Being John Lennon is not about the whitewashed Prince of Peace of 'Imagine' legend, because that was only a small part of him. Nor is it about the permanently angry young rebel of the movie Nowhere Boy, or even the ranting Beatles iconoclast of the Rolling Stone interviews. All three of those personae had a degree of truth in them. But the John Lennon depicted in these pages is a much more kaleidoscopic figure, sometimes almost a collision of different characters.
He was funny, often very funny. But, above everything, he had 'attitude', his impudent, plain speaking somehow personifying the aspirations of his generation to answer back to authority. Before John Lennon, entertainers and heroes to the young had almost invariably been humble, grateful young men who bestowed on their managers the respect they might have given to their bosses or headmasters.
John Lennon didn't do that.
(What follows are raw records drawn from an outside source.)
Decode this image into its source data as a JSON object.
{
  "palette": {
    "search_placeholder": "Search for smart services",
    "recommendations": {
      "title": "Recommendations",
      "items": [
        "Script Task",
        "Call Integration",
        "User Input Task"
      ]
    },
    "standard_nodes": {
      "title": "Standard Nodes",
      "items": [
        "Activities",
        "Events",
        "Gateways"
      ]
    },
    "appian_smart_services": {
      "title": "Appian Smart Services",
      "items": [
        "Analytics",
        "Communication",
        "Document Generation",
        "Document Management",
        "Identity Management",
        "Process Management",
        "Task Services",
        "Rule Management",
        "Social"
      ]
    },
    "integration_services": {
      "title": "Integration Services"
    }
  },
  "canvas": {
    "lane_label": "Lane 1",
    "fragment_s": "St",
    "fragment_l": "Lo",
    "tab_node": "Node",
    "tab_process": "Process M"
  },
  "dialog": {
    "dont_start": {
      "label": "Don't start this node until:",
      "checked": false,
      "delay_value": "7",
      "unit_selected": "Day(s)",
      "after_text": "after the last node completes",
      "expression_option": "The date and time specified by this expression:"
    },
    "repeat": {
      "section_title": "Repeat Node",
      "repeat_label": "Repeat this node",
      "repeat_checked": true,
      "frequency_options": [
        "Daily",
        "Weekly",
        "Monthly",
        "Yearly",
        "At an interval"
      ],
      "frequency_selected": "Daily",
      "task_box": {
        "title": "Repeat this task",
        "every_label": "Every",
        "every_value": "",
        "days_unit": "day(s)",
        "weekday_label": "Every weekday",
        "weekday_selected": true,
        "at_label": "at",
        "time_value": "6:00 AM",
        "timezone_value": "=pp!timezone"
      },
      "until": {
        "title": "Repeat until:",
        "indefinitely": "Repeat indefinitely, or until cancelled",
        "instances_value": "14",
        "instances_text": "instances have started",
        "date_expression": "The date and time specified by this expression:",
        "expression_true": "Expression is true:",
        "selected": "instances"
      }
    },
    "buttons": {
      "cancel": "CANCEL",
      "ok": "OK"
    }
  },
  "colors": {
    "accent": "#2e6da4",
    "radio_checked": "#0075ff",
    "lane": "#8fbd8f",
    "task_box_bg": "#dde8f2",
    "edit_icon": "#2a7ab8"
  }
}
With that amused, slightly insolent lilt to his voice, and a two edged joke never far away, he met everyone — grand, authoritarian, super famous, or none of those things — on a level playing field. Rank and status didn't unnerve him. He could, and would, say the unsayable. Perhaps sometimes he shouldn't, and he would excuse himself later by saying, 'Oh, that was only me mouth talking.'
Though there were more glamorous rock stars around, even in the Beatles, it was John Lennon's attitude which caught and then defined the moment best.
Ray Connolly
Born in 1940, Ray Connolly was brought up in Lancashire and attended the London School of Economics, where he read social anthropology. As a journalist, he has written for the London Evening Standard, The Sunday Times, The Times, The Daily Telegraph, the Daily Mail and The Observer. Much of his journalism about the Beatles over 40 years has been compiled into his book The Ray Connolly Beatles Archive. His non-fiction includes Being Elvis: A Lonely Life and Being John Lennon: A Restless Life. His novels include Sunday Morning, Shadows on a Wall and Love out of Season, while for cinema he wrote the original screenplays That'll Be The Day and Stardust, and for television the series Lytton's Diary and Perfect Scoundrels. He wrote and directed the TV documentary James Dean: The First American Teenager, and has written plays for radio, short stories and the novella Sorry Boys, You Failed the Audition. He is married and lives in London.